The chemical synthesis of WC from water-soluble precursors was studied. Ammonium paratungstate APT, ammonium metatungstate AMT as tungsten source and glycine as a carbon source were dissolved in water and spray-dried, and thermal synthesis in Ar and Ar-4 vol-% 4H2 atmospheres was performed. In order to understand the effects of the tungsten source and atmosphere on the synthesis steps, and chemical and phase structure, thermogravimetry (TGA) with Differential Scanning Calorimetry (DSC) and mass spectrometry was used together with X-ray diffractometry and chemical analysis. The eventual goal is to produce pure WC phase without lower carbides and on the other hand without extra unreacted carbon. Due to the better solubility and subsequently more homogeneous nucleation of WC, AMT was found to be a more suitable precursor. Using AMT and glycine, 10–100nm sized WC was synthesised at 1300°C in both atmospheres. However, extra carbon was present in the product.
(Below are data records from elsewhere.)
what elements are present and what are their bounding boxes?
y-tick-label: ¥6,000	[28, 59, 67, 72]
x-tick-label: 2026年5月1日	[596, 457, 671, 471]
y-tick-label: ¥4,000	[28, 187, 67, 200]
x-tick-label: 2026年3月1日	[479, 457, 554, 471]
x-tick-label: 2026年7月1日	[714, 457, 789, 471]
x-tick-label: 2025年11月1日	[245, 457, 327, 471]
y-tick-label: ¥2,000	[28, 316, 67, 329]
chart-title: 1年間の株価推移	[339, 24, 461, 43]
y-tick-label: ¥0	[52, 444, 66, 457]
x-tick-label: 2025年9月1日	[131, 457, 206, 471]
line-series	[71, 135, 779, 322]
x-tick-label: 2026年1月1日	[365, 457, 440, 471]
New insights were gained into the reaction sequences. •Manufacturing of nano structural tungsten carbide (WC) is possible from water soluble raw materials•Understanding of carbons behaviour in the reaction sequences is important step to right chemical compositions•High water-soluble behaviour provides a homogeneous of raw materials, and thus effect reaction eagerness in later state.